On Monday, Bayles and his wife, Nicki Nguyen, along with Mila and her sister Meadow gathered in the ECMO simulation room at Riley to share their story and their gratitude for the Riley team.
Joining them were Drs. Gray and Friedman, as well as Kristina Cast, registered nurse and ECMO clinical specialty coordinator.
As Mila squirmed on his lap, Bayles choked up several times, recalling those early days at Riley when things were so uncertain.
“The news kept getting worse, but you can’t look at it that way,” he said, adding that he continued to find confidence in the care team even as they prepared the family for possible complications during the ECMO process. Luckily, there were none.

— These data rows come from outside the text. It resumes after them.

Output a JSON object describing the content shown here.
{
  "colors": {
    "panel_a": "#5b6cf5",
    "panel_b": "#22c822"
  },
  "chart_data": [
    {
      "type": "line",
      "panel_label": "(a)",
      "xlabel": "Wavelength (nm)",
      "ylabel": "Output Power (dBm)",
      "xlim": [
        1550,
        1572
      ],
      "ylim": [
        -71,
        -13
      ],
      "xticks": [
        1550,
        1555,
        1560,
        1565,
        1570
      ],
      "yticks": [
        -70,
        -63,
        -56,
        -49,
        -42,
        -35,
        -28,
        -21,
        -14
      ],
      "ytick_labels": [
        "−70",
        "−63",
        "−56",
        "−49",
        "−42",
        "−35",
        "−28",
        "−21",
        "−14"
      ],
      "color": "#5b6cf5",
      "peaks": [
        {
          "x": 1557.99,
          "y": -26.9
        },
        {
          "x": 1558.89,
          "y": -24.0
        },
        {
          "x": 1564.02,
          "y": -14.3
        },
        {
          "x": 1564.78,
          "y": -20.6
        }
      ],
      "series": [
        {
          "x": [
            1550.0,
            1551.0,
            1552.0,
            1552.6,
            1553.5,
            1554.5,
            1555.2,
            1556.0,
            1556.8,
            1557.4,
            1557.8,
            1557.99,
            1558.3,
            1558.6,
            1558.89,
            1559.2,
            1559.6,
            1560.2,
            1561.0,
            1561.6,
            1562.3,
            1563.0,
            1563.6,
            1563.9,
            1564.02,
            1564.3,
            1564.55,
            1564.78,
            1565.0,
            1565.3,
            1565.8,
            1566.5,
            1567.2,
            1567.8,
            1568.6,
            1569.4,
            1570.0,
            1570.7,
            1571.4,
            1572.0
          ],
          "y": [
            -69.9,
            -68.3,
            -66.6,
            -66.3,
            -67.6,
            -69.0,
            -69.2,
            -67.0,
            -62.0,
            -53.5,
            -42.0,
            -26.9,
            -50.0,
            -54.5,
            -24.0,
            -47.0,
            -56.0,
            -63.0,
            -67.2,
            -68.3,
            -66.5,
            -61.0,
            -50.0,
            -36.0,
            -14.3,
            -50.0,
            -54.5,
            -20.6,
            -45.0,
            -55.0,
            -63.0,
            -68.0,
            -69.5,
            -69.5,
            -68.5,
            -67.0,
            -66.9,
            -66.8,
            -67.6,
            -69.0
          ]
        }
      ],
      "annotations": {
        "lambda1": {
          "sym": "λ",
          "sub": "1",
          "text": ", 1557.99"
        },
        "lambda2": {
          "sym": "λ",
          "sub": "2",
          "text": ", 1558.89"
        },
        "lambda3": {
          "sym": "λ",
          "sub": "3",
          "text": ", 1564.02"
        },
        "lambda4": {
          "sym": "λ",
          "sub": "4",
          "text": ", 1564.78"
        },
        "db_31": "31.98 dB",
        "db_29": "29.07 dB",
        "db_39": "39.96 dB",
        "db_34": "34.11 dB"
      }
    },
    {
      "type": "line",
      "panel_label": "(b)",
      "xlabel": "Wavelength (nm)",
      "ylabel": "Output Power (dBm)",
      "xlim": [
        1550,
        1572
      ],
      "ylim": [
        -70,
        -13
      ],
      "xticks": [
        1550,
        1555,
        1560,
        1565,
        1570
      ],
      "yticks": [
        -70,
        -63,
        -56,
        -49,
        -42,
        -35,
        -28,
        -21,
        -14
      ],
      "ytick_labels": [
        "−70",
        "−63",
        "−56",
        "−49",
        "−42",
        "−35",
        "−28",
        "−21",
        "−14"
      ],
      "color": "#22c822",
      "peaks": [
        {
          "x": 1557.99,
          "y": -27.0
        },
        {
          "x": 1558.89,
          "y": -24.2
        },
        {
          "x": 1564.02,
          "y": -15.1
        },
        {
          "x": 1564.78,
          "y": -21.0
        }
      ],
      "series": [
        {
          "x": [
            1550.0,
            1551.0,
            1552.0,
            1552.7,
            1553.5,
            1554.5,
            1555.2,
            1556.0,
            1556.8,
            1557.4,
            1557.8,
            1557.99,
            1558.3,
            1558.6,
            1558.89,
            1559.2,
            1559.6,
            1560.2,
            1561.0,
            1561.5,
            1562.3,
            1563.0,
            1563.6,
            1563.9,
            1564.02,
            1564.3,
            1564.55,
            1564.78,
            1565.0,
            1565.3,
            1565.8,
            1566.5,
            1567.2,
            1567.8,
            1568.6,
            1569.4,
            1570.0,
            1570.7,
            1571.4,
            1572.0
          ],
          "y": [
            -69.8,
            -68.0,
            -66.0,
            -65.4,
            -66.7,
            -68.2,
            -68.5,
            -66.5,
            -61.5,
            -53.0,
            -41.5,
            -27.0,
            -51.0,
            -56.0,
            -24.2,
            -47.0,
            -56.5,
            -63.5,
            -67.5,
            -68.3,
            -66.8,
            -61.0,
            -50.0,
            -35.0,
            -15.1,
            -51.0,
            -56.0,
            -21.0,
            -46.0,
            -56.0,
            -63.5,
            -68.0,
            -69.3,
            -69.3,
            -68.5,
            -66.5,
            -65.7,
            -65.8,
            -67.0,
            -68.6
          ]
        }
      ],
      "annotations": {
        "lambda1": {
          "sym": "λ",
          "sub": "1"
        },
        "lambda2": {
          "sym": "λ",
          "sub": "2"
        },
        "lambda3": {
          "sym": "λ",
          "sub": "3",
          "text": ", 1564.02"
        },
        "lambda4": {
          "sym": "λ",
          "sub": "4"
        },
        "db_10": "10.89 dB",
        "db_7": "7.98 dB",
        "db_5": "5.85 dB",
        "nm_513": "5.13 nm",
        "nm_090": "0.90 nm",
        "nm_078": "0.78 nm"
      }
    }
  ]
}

When his daughter started rehab, Bayles said, she couldn’t walk or talk, “but you could see how much she wanted to. It was still all right there.”

He remembers when she held her head up for the first time, when she first opened her eyes, and when she grabbed his ear – one of her trademark moves. He knew she was OK.
On Feb. 28, eight weeks after she was admitted to the hospital, Mila rang the bell and pinned her butterfly to the wall in rehab, then walked with her parents to the PICU to tell the team how grateful they were.
“I am so thankful Riley Hospital is in our backyard because I don’t know if she would be here if they weren’t,” Bayles said.
As he watched Mila prance around the simulation room, Dr. Friedman couldn’t help but feel pride in the Riley ECMO team.
“This is why we do this,” he said. “Not every patient survives, and not every patient comes back in walking, talking and laughing like Mila is able to do, but these are the outcomes we hope for and strive for with all the hours we put in. To see her come back like this is the most rewarding thing I see in my job.”